Driving home from practice, Donatas rolled down the driver’s seat window of his expensive SUV. With the mild winter air blowing across his face, he thought that Houston wasn’t too different from his native Lithuania. Perhaps a bit more spread out, but the Texas winter was not far removed from a Lithuanian spring or autumn.
Suddenly, from behind him, came the sound of a fire engine’s sirens. Pulling over to the side of the road, he struggled to hold back the memories that wanted to desperately enter his mind. As he tried to busy himself with thoughts of hot women, upcoming games, or complicated math problems, brief bursts of flame flashed into his mind’s eye.
Unable to help himself, he looked around the flat landscape surrounding the freeway, searching for a telltale column of smoke rising from a burning building. He knew that, in America, fire engines often responded to non-fires, so he was surprised to see a quickly-expanding billow of smoke floating above a nearby neighborhood.
A panic was setting in. “I have to save those orphans,” he thought to himself, even though it had been several years since he had unknowingly incinerated a whole orphanage of Lithuanian children, killing them all. “I have to get back to my orphanage!”
He pulled back on to the road, took the nearest exit, and sped through a residential subdivision, following the sound of the sirens until he came upon a street blocked off by police. In the middle of the block was a house completely engulfed in a searing conflagration. But Donatas did not see a house; instead, he saw the timber-frame orphanage that had been entrusted to his care.

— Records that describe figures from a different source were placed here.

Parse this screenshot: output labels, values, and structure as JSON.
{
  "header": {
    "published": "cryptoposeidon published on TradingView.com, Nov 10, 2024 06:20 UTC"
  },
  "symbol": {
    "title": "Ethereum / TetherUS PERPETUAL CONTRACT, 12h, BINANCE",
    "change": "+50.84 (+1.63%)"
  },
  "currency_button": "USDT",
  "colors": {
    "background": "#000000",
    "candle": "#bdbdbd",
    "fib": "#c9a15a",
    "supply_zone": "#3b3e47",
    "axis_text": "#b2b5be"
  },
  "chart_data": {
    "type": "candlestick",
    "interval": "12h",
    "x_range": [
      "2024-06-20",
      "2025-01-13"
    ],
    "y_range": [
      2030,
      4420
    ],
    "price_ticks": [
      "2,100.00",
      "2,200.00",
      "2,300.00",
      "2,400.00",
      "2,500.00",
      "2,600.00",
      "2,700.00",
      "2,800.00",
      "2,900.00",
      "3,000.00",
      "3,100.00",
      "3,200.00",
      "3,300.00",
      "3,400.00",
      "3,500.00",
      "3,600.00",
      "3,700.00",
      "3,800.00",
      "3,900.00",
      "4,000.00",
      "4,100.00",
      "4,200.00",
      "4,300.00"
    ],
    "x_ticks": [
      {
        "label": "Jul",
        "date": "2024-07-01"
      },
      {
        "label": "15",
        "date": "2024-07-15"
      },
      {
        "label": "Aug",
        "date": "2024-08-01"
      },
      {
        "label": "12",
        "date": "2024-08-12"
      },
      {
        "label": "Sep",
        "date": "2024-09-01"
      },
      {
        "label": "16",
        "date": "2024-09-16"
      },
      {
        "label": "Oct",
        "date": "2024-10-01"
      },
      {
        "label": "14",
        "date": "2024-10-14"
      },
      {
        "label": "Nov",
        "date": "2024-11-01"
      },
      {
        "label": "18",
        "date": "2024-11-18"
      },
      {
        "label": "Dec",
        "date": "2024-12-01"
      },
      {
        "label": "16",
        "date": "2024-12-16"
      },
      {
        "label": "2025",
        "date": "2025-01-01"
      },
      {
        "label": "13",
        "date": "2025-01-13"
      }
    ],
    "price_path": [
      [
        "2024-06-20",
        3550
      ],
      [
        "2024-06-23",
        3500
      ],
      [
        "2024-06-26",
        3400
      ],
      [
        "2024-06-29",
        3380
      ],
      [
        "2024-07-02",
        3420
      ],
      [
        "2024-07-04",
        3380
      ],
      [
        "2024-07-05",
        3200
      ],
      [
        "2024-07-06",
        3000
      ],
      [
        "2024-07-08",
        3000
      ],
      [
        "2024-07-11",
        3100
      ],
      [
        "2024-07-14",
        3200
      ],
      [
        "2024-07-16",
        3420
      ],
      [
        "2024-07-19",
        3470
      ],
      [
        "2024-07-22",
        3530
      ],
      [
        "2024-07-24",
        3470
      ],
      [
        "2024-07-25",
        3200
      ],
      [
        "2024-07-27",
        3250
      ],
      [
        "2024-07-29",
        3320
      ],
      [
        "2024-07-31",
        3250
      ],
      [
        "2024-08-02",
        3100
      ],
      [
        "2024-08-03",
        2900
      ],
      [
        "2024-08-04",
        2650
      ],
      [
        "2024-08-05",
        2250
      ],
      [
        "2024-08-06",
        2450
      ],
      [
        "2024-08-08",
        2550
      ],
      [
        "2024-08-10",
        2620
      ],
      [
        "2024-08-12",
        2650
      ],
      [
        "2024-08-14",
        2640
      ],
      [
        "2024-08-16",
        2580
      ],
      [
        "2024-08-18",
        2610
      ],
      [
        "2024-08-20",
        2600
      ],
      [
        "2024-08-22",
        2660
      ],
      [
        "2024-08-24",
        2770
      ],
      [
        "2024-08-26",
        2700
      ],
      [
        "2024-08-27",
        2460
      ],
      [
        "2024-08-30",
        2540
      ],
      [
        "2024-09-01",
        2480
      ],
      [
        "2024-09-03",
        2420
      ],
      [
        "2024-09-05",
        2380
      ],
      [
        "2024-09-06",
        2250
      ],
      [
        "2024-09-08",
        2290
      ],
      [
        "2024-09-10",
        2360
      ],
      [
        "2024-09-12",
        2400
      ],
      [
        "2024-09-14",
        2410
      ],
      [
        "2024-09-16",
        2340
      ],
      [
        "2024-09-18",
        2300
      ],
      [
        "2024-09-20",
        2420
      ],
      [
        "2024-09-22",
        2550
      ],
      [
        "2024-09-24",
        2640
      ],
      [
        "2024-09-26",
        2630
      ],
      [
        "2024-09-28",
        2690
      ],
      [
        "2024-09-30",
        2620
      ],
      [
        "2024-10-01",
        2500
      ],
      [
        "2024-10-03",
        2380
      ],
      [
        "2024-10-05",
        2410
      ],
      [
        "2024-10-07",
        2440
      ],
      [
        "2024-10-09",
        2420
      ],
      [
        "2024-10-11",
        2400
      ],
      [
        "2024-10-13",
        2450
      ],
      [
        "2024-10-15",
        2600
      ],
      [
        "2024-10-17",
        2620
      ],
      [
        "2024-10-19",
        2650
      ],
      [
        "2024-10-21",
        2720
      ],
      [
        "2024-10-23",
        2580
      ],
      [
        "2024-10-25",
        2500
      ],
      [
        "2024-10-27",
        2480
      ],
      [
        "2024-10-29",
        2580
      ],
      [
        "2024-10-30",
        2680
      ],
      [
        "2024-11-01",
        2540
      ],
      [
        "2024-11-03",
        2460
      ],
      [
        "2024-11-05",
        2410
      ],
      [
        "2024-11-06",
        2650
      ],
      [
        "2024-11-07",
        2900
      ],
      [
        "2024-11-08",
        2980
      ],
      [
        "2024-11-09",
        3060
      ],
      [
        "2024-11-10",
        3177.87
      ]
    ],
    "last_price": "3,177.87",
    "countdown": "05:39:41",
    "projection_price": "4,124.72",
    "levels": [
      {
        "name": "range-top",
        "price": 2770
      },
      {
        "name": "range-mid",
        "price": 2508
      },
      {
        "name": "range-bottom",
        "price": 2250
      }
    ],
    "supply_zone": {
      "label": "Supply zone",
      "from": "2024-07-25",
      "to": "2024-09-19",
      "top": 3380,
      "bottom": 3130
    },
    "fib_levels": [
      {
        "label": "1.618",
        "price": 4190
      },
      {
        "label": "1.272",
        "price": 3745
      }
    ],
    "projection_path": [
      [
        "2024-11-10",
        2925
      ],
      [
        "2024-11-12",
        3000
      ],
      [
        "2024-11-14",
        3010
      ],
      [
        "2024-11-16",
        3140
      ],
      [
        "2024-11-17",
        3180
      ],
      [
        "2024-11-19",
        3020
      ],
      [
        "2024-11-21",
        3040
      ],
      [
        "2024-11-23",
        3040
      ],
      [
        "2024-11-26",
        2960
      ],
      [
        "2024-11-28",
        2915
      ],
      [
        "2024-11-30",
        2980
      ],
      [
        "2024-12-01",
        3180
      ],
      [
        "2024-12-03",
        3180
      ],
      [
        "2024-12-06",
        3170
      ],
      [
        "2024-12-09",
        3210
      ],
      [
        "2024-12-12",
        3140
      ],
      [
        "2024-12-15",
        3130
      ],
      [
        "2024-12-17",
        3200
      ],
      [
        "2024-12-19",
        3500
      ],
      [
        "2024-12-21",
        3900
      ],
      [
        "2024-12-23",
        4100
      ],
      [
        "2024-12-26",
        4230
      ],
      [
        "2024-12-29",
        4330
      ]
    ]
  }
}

And in his ears, he did not hear the firefighter’s yelled commands to each other; instead, he heard the screams of the dying children, the children who so much wanted to warm themselves by the fireplace while Donatas had left for just a few minutes to buy them some bread, honey, and milk. Their favorite snack.
“Turiu išsaugoti našlaičius!” Donatas bellowed, leaping out of his car and running past the barricade. As officers sternly warned him to stay back, Donatas ran through an adjacent yard and to the backyard of the burning home. The back door had been chopped through with an axe; Donatas forced his way inside, looking desparately for any orphans that he might be able to rescue from the raging, yet somehow beautiful, inferno.
He soon ran into a firefighter spraying a water hose at the flames. “Please help me save the children!” he sobbed, tears falling from his eyes only to be evaporated instantly by the intense heat. “The children! The children! Vaikai! Vaikai!” He grabbed onto the flame-retardant suit that the firefighter wore, trying to convince him of the seriousness of the situation.
“Sir, you have to get out of here right now! There could be a flareup at any second!” said the firefighter, urgently motioning for Donatas to leave.
But Donatas had already sprinted up the stairs to a bedroom. Inside, there was a crib, but no baby; the entire family had already made it out safely. Donatas, not knowing this, looked all over the room for a sign of the infant, and, not finding one, let out a wail. “No! It is all my fault. I…I killed all these children!”
As the fire burned all around him, Donatas clutched the baby’s blanket to his face and wept.